The Wyoming toad is critically endangered and only found in one county—Albany County, Wyoming—in the world. Similar to the black-footed ferret, this toad faced several anthropogenic pressures like water pollution and habitat changes that nearly caused its extinction. The U.S, Fish and Wildlife Service (FWS) rescued the last remaining individuals to start a breeding program in the early 1990s. Now there are five sites in Albany County where they have been reintroduced.
Wild-population scientists have had some recent success with Wyoming toad egg masses being found at some of the sites. But fearing the extinction of the species from the disease called chytridoiomycosis (i.e. the chytrid fungus), FWS has been looking for partners to develop new tools that can be used to monitor the health and success of wild populations.

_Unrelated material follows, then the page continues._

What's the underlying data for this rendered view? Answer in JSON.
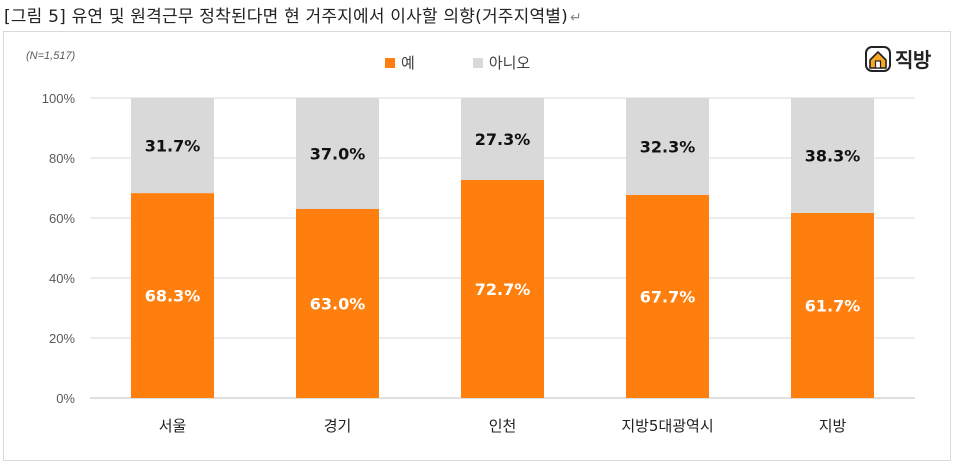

This is where the Davee Center for Epidemiology and Endocrinology expertise is now playing a role in its recovery. We hope to use our innovative “frog swab” methods (we use a scientific q-tip to swab the amphibian’s skin to measure stress hormones) to evaluate the stress physiology of the Wyoming toad both in the reintroduction sites and the breeding program.
Lizzie Mack and Rachel Santymire swab a Wyoming toad at the U.S. Fish and Wildlife Service's Leadville National Fish Hatchery.
In early May, I was out in Leadville, Colorado, at the FWS’s Leadville National Fish Hatchery testing out our frog swabs on their Wyoming toads. These toads were so engaging. They watched me move around the room in hopes that I would feed them some tasty insects (roaches and crickets), which I did get to feed them. See proof below:
Lizzie Mack, from FWS, and I received funding from Memphis Zoo’s Conservation Action Network fund to develop our stress evaluation methods. We have even involved our collaborator, Dr. Allison Sacerdote-Velat, Curator of Herpetology at The Chicago Academy of Sciences at the Peggy Notebaert Nature Museum. Allison will be going to the field, searching for Wyoming toads, and taking swabs for stress analysis and the presence of the chytrid fungus. We hope that our methods will help answer questions about population success of wild and captive Wyoming toads. Results are still pending as we just got samples (including toad poop) from Leadville and will be validating this novel method for another amphibian species.
Rachel Santymire, Ph.D., is director of Lincoln Park Zoo’s Davee Center for Epidemiology and Endocrinology.